FALL 2023

Second Annual Ellsberg Lecture

The Madness of Militarism

Past Events

At a time of severe crises that span from local communities to national governance, faraway wars, a global climate emergency, and heightened dangers of nuclear war, clarity is daunting and essential. What Martin Luther King Jr. called “the madness of militarism” has worsened in recent decades, with countless cascading effects. In this lecture, Norman Solomon offers an overview of present-day U.S. militarism, its consequences, and possibilities for overcoming its pervasive effects.

Blowing the Whistle on Drone Warfare

This hybrid event included a screening of the film National Bird (2016) followed by a panel discussion about the dangers of drone warfare. The speakers included:

  • Sonia Kennebeck, an award-winning director, producer, and investigative journalist.

  • Lisa Ling, a veteran of the U.S. Army drone program and a whistleblower. She is currently a research fellow at the Disruption Network Institute. 

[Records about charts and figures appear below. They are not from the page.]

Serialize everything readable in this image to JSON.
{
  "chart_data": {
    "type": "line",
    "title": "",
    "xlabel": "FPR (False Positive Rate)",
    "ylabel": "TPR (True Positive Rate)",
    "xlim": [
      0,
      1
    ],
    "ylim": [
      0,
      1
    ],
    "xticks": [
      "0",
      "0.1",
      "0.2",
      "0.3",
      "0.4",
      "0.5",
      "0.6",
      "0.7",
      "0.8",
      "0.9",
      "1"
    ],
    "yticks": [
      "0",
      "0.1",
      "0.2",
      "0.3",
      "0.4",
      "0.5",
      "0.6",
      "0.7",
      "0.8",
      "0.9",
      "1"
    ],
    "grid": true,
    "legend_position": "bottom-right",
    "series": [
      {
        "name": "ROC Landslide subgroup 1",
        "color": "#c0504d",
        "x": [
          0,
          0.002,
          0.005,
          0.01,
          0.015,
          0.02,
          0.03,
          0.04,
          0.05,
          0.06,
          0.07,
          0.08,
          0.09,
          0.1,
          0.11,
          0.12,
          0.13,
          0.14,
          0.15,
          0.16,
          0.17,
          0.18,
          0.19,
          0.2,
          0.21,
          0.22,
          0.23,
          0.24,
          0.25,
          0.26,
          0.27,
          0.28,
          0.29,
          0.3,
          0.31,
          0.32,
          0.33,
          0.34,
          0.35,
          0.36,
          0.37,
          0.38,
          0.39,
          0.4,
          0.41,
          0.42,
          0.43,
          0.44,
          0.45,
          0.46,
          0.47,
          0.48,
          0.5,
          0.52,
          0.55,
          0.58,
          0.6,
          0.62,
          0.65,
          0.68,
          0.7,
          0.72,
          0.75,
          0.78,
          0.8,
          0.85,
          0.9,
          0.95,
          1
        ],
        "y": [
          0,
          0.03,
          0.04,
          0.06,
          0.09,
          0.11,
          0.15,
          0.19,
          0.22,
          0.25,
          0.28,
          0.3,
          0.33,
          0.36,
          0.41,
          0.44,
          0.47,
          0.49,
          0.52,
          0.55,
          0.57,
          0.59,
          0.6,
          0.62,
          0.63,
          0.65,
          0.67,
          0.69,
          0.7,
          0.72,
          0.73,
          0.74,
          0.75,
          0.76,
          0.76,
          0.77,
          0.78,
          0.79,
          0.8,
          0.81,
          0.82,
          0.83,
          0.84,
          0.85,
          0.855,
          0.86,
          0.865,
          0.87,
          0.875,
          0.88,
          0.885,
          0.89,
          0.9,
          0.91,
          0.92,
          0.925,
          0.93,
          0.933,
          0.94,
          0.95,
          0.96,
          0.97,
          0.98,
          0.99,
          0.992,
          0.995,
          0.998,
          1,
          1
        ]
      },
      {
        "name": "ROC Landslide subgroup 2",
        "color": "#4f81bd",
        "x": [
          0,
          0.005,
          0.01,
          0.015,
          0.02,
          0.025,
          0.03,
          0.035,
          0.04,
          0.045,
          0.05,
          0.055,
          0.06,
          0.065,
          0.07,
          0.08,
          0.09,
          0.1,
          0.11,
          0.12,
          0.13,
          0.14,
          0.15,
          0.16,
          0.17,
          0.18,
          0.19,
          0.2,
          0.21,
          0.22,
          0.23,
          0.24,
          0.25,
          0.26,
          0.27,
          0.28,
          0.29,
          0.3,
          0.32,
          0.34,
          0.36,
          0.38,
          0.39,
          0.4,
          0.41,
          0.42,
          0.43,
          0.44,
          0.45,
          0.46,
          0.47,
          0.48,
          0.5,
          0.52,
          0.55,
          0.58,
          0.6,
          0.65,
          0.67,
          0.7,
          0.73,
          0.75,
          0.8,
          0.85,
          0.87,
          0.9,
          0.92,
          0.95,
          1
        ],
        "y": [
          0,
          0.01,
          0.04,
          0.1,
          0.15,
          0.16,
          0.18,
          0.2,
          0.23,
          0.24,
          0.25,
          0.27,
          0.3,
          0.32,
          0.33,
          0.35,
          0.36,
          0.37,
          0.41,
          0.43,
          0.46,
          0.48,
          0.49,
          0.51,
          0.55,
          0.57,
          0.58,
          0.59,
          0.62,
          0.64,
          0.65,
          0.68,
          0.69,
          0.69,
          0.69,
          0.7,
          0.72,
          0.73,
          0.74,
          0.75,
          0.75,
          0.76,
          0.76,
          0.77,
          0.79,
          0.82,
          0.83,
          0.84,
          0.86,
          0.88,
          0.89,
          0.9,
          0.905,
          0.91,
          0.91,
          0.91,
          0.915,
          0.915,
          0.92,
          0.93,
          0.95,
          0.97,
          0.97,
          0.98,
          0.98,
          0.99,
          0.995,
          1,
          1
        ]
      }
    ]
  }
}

  • Jesselyn Radack, an attorney and Director of the Whistleblower and Source Protection Program (WHISPeR) at ExposeFacts.  

Nuclear Truth Telling

In Memory of Daniel Ellsberg

This webinar featured leading antinuclear activists about the ongoing threats posed by nuclear weapons and the need collective efforts to reduce those dangers and move toward nuclear abolition. The speakers included:

  • Ira Hefland, of the International Campaign to Abolish Nuclear Weapons and International Physicians for the Prevention of Nuclear War

  • Cynthia Lazaroff, a Founder of both Women Transforming our Nuclear Legacy and NuclearWakeUpCall.Earth

  • Susi Snyder, author, speaker, and Programme Coordinator at the International Campaign to Abolish Nuclear Weapons 

FALL 2022

Inaugural Ellsberg Lecture

The Human Toll of America’s Air Wars

In recent American wars, the United States traded many of its troops on the ground for an arsenal of aircraft, high flying drones, and precision weapons, often directed by controllers thousands of miles away. Successive U.S. administrations have boasted America’s air wars are the “most precise” in the history of warfare, replete with pledges of transparency and accountability. Investigative reporter Azmat Khan set out to test those claims on the ground in Iraq, Syria, and Afghanistan, and within confidential troves of documents she obtained through years-long lawsuits against the Department of Defense. In this lecture, Khan detailed the culmination of her findings and the pattern of impunity within this new way of war.

Azmat Khan is a Pulitzer-prize winning investigative reporter whose work grapples with the human costs of war. She is a writer for the New York Times Magazine, a Carnegie Fellow, and the Birch Assistant Professor at Columbia Journalism School, where she also leads the Li Center for Global Journalism. Khan is writing a book for Random House investigating America’s air wars. Her multi-part series in the New York Times, “The Civilian Casualty Files,” was awarded the 2022 Pulitzer Prize in International Reporting. The project was the culmination of more than five years of Khan’s reporting, including ground investigation at the sites of more than 100 civilian casualty incidents in Iraq, Syria and Afghanistan, more than 1,300 formerly secret military records she obtained in a legal battle with the Pentagon, and scores of interviews with military and local sources.